Council takes first look at proposal to realign part of Country Club Road

By KIRBY NEUMANN-REA
News editor

Proposals for a slightly wider utility revenue stream and a largely different Country Club Road came before Hood River City Council Monday night.

Council will not take further action on either move until January 2011. On Monday, the council heard a proposal to enter into a preliminary agreement with the Oregon Department of Transportation to meet the city’s 2009 request that it be allowed to use $3 million in state transportation funds to pay for realignment of Country Club at exit 62. The city asked ODOT to transfer the money from its original designation, improvements on the Button Junction near exit 64.

The council also got its first look at the recommendation by utility financing consultant Dan Bartlett that the city increase one of three portions of the monthly utility bill: a five percent increase in the water bill.

“This gets you to the point where you can raise the revenue needed for debt service,” Bartlett said. (Debt service is the amount of cash the city needs for the long-term repayment of interest and principal on a debt, in this case repayment of bonds and government loans for the $18 million water line replacement project, now in its first phase.

The water bill increase is set to come before the council for approval in January, as a way to pay off future debt for the water line project.

Any water rate increase would not effect until October 2011.

Bartlett projected that without the water rate increase, the city would be short $70,000 annually in meeting the debt service payments on the water line replacement project. In April 2009 the council approved a 15 percent water rate increase to help pay off municipal bonds over a 40-year period.

Utility bills are divided into water, sewer and stormwater sections. Under the proposal, the city would increase the water portion of the bill by five percent. When spread out over the entire bill, that would equate to a 1.8 percent hike in each part of the bill.

“It’s the smallest (utility) increase we’ve had in years,” said Mayor Arthur Babitz.

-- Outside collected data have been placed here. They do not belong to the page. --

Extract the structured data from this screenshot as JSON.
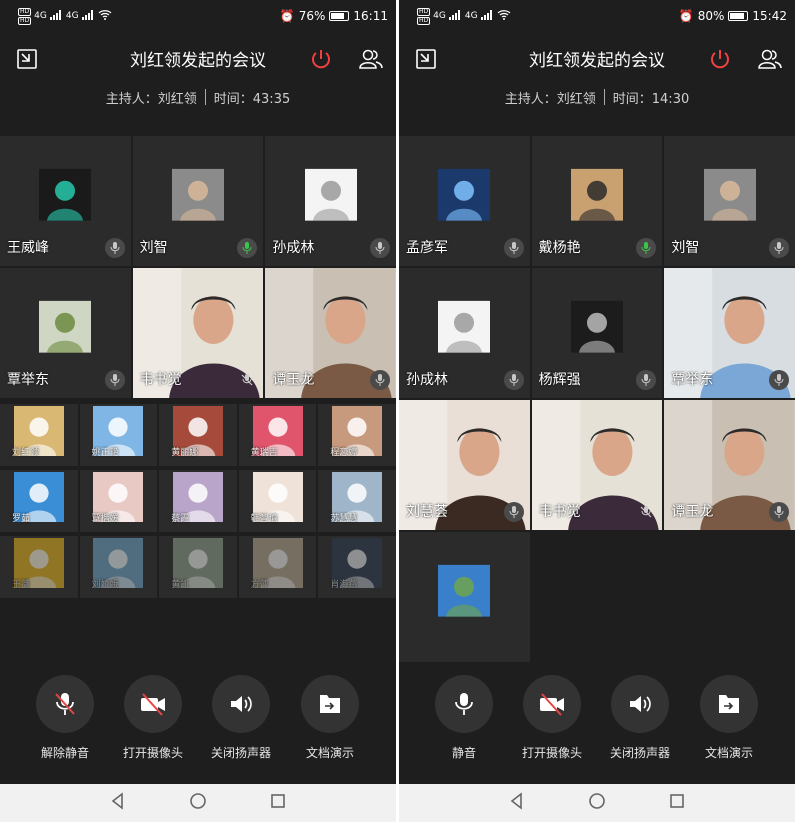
{
  "screens": [
    {
      "status": {
        "hd_top": "HD",
        "hd_bottom": "HD",
        "network": "4G",
        "alarm_glyph": "⏰",
        "battery": "76%",
        "battery_level": 0.76,
        "time": "16:11"
      },
      "title": "刘红领发起的会议",
      "host_label": "主持人：刘红领",
      "time_label": "时间：43:35",
      "big_tiles": [
        {
          "name": "王威峰",
          "mic": "muted-gray",
          "type": "avatar",
          "avatar_color": "#1a1a1a",
          "accent": "#27c9ab"
        },
        {
          "name": "刘智",
          "mic": "speaking-green",
          "type": "avatar",
          "avatar_color": "#8b8b8b",
          "accent": "#d8b89a"
        },
        {
          "name": "孙成林",
          "mic": "muted-gray",
          "type": "avatar",
          "avatar_color": "#f4f4f4",
          "accent": "#9a9a9a"
        },
        {
          "name": "覃举东",
          "mic": "muted-gray",
          "type": "avatar",
          "avatar_color": "#cfd6c4",
          "accent": "#6c8a3e"
        },
        {
          "name": "韦书觉",
          "mic": "muted-slash",
          "type": "video",
          "avatar_color": "#e6e1d6",
          "accent": "#3b2a3a"
        },
        {
          "name": "谭玉龙",
          "mic": "muted-gray",
          "type": "video",
          "avatar_color": "#c9bfb3",
          "accent": "#7a5a44"
        }
      ],
      "small_tiles": [
        {
          "name": "刘红领",
          "avatar_color": "#d9b874",
          "faded": false
        },
        {
          "name": "姚正艳",
          "avatar_color": "#7fb6e6",
          "faded": false
        },
        {
          "name": "黄丽娜",
          "avatar_color": "#a64b3c",
          "faded": false
        },
        {
          "name": "黄瑞吉",
          "avatar_color": "#e0556b",
          "faded": false
        },
        {
          "name": "程恋婷",
          "avatar_color": "#c89a7d",
          "faded": false
        },
        {
          "name": "罗茹",
          "avatar_color": "#3a8ed6",
          "faded": false
        },
        {
          "name": "覃楷媛",
          "avatar_color": "#e9c9c4",
          "faded": false
        },
        {
          "name": "蔡霞",
          "avatar_color": "#b9a5c9",
          "faded": false
        },
        {
          "name": "韩智瑜",
          "avatar_color": "#efe2d8",
          "faded": false
        },
        {
          "name": "苏慧慧",
          "avatar_color": "#9fb5c9",
          "faded": false
        },
        {
          "name": "王薇",
          "avatar_color": "#e4b320",
          "faded": true
        },
        {
          "name": "刘娇娥",
          "avatar_color": "#6da3c4",
          "faded": true
        },
        {
          "name": "黄凯",
          "avatar_color": "#8d9e88",
          "faded": true
        },
        {
          "name": "方萍",
          "avatar_color": "#b4a58c",
          "faded": true
        },
        {
          "name": "肖海燕",
          "avatar_color": "#2d3c52",
          "faded": true
        }
      ],
      "controls": [
        {
          "key": "mic",
          "label": "解除静音",
          "state": "muted"
        },
        {
          "key": "camera",
          "label": "打开摄像头",
          "state": "off"
        },
        {
          "key": "speaker",
          "label": "关闭扬声器",
          "state": "on"
        },
        {
          "key": "share",
          "label": "文档演示",
          "state": "idle"
        }
      ]
    },
    {
      "status": {
        "hd_top": "HD",
        "hd_bottom": "HD",
        "network": "4G",
        "alarm_glyph": "⏰",
        "battery": "80%",
        "battery_level": 0.8,
        "time": "15:42"
      },
      "title": "刘红领发起的会议",
      "host_label": "主持人：刘红领",
      "time_label": "时间：14:30",
      "big_tiles": [
        {
          "name": "孟彦军",
          "mic": "muted-gray",
          "type": "avatar",
          "avatar_color": "#1b3a6b",
          "accent": "#7fc2ff"
        },
        {
          "name": "戴杨艳",
          "mic": "speaking-green",
          "type": "avatar",
          "avatar_color": "#c9a070",
          "accent": "#2a2a2a"
        },
        {
          "name": "刘智",
          "mic": "muted-gray",
          "type": "avatar",
          "avatar_color": "#8b8b8b",
          "accent": "#d8b89a"
        },
        {
          "name": "孙成林",
          "mic": "muted-gray",
          "type": "avatar",
          "avatar_color": "#f4f4f4",
          "accent": "#9a9a9a"
        },
        {
          "name": "杨辉强",
          "mic": "muted-gray",
          "type": "avatar",
          "avatar_color": "#1c1c1c",
          "accent": "#bcbcbc"
        },
        {
          "name": "覃举东",
          "mic": "muted-gray",
          "type": "video",
          "avatar_color": "#d7dde0",
          "accent": "#7aa7d6"
        },
        {
          "name": "刘慧荟",
          "mic": "muted-gray",
          "type": "video",
          "avatar_color": "#e9dfd7",
          "accent": "#3a2a22"
        },
        {
          "name": "韦书觉",
          "mic": "muted-slash",
          "type": "video",
          "avatar_color": "#e6e1d6",
          "accent": "#3b2a3a"
        },
        {
          "name": "谭玉龙",
          "mic": "muted-gray",
          "type": "video",
          "avatar_color": "#c9bfb3",
          "accent": "#7a5a44"
        },
        {
          "name": "",
          "mic": "none",
          "type": "avatar",
          "avatar_color": "#3a7fc9",
          "accent": "#6fa44d"
        }
      ],
      "small_tiles": [],
      "controls": [
        {
          "key": "mic",
          "label": "静音",
          "state": "on"
        },
        {
          "key": "camera",
          "label": "打开摄像头",
          "state": "off"
        },
        {
          "key": "speaker",
          "label": "关闭扬声器",
          "state": "on"
        },
        {
          "key": "share",
          "label": "文档演示",
          "state": "idle"
        }
      ]
    }
  ]
}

Under the Country Club realignment plan, estimated six months ago to cost $5.7 million, the city would need to complete the work by the end of 2013 in order to receive full payment from the state. Costs would be shared by the state, city and newly developed property.

Next month, the council will consider a proposed Memorandum of Understanding with the state, which is the stepping stone it needs to attain the legally binding Intergovernmental Agreement to divert the needed $3 million fund to the Country Club Road project.

A preliminary design for the project involves a newly constructed Mt. Adams Avenue, east of exit 62, and the relocation of Country Club road at exit 62. Access would be closed from Cascade to Country Club.

Francis called the exit 62 area “one area we have the majority of vacant parcels to really grow.

 “The purchase of some or the larger pieces of property are hinging on if the $3 million will be borne by ODOT,” he said.

“People are champing at the bit to buy and sell property out there but this is only the first step,” Francis said.

The movement to assist development in the area is influenced by the city’s review of how well it is meeting the state economic development Goal 9, which states in part that the city comprehensive plan should “provide for at least an adequate supply of sites of suitable sizes, types, locations, and service levels for a variety of industrial and commercial uses consistent with plan policies…”

Any proportionate payments would affect only new developments, not existing businesses, noted Francis.